ChatGPT Prompt: “The words within the quotations are my language and literacy narrative. I want you to restructure and reword this narrative however you please while maintaining the core components of my original narrative. Make sure to keep the word length around the same. Thanks! ‘[insert LLN]’”. The AI then gave me an option to make the first version of what it gave me to have more of a storytelling tone, which I accepted, and the following is the final, second version that ChatGPT made for me, along with edits of my own to ensure that I did not solely use AI for this project. :

As a freshman, my English class was scheduled right before the sophomores’. Every day, I would linger in the hallway, waiting for their class to end. I couldn’t help overhearing their comments as they left. Some would shake their heads and mutter that their teacher was “such an ass,” while others shuffled out silently, their faces pale and tired. I began to imagine her as some kind of villain—unyielding, sharp, and impossible to please.

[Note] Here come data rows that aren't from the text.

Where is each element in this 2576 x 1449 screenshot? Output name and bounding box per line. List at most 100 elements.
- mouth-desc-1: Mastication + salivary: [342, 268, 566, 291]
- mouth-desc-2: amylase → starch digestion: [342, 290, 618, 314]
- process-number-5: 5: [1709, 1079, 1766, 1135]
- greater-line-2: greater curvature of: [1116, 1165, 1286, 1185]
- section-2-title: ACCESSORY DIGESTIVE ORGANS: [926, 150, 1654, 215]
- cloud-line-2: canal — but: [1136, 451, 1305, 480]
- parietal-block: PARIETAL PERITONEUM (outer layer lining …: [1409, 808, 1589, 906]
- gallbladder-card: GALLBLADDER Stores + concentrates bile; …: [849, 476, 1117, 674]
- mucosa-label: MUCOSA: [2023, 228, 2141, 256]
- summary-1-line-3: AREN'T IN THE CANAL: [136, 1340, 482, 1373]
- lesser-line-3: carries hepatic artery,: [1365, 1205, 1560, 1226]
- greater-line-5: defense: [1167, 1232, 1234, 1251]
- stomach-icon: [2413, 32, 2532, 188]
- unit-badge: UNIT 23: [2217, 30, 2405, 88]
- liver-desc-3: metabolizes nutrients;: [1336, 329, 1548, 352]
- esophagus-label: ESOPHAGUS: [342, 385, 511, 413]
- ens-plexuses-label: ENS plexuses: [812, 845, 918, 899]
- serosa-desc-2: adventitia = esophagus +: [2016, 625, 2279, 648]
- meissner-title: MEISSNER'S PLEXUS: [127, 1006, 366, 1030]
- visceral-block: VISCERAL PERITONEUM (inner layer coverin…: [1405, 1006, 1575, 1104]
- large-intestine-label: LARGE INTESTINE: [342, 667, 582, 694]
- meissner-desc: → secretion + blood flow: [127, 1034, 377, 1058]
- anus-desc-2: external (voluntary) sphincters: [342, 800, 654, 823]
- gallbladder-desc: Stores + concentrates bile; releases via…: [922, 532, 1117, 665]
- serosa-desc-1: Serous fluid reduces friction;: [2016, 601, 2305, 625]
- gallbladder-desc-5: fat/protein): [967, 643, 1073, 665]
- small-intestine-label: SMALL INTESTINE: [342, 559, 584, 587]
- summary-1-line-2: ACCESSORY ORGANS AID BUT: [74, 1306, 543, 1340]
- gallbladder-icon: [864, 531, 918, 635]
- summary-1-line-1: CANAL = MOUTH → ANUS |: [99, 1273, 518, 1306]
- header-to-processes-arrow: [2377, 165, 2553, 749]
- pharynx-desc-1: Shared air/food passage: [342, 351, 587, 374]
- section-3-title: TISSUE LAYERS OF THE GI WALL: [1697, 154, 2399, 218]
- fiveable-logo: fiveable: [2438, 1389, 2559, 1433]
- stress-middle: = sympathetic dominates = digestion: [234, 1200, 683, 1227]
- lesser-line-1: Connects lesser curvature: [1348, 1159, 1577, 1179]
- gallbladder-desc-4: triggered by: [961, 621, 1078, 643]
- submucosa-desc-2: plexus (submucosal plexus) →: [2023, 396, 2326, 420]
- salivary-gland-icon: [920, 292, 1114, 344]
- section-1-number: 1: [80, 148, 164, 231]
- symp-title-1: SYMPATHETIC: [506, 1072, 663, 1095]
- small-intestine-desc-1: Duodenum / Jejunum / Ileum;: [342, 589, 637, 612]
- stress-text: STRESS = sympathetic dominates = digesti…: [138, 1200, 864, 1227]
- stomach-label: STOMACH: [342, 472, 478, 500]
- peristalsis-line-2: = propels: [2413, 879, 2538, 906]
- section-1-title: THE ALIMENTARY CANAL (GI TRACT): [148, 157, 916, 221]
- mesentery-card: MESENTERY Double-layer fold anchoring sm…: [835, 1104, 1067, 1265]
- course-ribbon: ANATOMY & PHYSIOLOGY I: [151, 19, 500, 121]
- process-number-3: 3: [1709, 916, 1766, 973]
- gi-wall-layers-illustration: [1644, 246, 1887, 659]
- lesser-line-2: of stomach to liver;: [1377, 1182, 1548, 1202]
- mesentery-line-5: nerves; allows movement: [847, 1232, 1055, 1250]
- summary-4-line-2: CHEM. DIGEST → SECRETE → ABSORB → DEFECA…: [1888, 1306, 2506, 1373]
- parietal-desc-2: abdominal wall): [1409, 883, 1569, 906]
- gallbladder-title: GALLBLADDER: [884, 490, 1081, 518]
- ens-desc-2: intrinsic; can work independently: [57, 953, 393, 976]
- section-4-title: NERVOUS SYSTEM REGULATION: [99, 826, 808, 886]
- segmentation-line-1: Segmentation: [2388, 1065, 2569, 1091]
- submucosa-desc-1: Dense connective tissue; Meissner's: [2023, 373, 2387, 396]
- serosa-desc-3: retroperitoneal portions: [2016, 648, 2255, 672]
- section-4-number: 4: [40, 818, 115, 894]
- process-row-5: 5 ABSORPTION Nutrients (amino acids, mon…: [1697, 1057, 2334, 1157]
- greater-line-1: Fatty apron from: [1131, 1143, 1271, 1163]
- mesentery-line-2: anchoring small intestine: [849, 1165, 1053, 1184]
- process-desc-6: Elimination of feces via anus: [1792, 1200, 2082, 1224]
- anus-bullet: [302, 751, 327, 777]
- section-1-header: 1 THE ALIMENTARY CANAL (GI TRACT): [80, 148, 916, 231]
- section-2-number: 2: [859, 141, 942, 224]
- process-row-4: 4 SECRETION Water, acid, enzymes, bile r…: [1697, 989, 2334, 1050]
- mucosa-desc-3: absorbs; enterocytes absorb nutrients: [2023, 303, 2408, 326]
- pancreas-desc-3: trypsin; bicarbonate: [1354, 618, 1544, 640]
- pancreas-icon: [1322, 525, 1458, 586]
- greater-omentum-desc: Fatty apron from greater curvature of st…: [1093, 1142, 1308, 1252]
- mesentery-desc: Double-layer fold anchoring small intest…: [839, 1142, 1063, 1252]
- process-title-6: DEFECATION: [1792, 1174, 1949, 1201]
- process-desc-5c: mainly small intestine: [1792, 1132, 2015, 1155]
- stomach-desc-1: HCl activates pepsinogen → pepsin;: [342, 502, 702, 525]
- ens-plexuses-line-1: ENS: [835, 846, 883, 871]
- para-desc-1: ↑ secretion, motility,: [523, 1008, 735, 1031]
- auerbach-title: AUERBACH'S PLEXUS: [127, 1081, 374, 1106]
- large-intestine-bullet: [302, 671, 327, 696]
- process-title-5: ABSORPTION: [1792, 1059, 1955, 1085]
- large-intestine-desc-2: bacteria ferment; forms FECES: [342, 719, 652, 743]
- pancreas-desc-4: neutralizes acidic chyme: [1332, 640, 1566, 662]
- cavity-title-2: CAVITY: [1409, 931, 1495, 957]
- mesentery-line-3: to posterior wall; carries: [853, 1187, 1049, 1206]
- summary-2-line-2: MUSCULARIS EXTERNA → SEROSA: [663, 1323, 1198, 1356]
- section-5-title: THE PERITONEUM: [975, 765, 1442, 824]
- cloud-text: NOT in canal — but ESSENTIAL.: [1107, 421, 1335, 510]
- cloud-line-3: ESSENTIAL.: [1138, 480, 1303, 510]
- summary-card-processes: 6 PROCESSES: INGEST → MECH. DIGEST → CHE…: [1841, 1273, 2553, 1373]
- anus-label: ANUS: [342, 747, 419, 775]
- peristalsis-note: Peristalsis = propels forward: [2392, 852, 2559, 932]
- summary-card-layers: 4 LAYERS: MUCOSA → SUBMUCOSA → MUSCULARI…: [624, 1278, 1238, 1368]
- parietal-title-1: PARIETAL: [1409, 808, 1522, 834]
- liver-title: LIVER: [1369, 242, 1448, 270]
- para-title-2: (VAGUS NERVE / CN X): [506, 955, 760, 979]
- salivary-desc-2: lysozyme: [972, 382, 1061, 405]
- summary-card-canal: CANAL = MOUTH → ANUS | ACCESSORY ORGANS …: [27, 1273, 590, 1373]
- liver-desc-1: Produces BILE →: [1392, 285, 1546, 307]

A year later, I was in her classroom. On the first day, I caught myself nervously tapping my foot under the desk. She went over the rules, then asked if anyone had questions. Nobody raised a hand. To my surprise, she dismissed us early. I walked out thinking, “She can’t be that bad. Surely the teacher I’d been warned about wouldn’t let class end early.”

I soon learned how wrong I was. When our first essay was returned, my heart pounded as I turned to the final page. At the bottom, circled in thick red ink, was a U. This grade equates to a 2.8 on a 4.0 scale. My chest sank. My palms were clammy. The only advice on the paper: “Go to the writing center” in blood red ink. 

That night, I reread my essay over and over. Yes, some sentences were clunky, and my evidence could have been stronger, but the grade still felt like a punch to the stomach. I buried my face in my pillow, screamed, and then sat at the edge of my bed, staring at the wall. Exhausted, I muttered before falling asleep: “I’ll succeed in her class no matter what.”

The next assignment was something she called the “perfect paragraph.” I had only 250 words to fit a thesis, evidence, and analysis. Freedom of topic, she said—but the word limit made that freedom feel more like a cage.

This time, I went to the writing center. A patient upperclassman looked over my evidence and reassured me that my choices were solid. “Only quote what you’re explaining, and always explain what you quote,” he reminded me. I took his advice, revised, and turned the paper in.

When the paper came back, my hands shook again. But this time I saw an M, the equivalent of a 3.5. I tucked it away in my bag, trying to look calm. Part of me had braced so hard for failure that I didn’t even know how to react to success. At the bottom, the same words: “Continue to see the writing center.”

And I did. Paper after paper, I went back, listening to every bit of advice. By my fourth essay, I had earned an H, which equates to a 3.8 on a 4.0 scale, a grade I had grown accustomed to seeing in my freshman year. Although I ended the year with an M, which was a lower grade than the H I received as my final grade my freshman year, I carried something far more valuable than a grade. I carried the knowledge that resilience pushes one to utilize all the resources available to oneself. 

Through my teacher’s push for me to use the writing center and through the use of my peers’ feedback, which I had sought out, I was able to learn more as a writer my sophomore year than I ever had my freshman year. Most high schoolers do not have access to peer tutors, and concepts such as a “writing center” are foreign to them. Such resources should be available to all high schoolers, because it is an integral part of learning how to fight for oneself academically and will ultimately help prepare them for the next step in education, if it is pursued, which is college.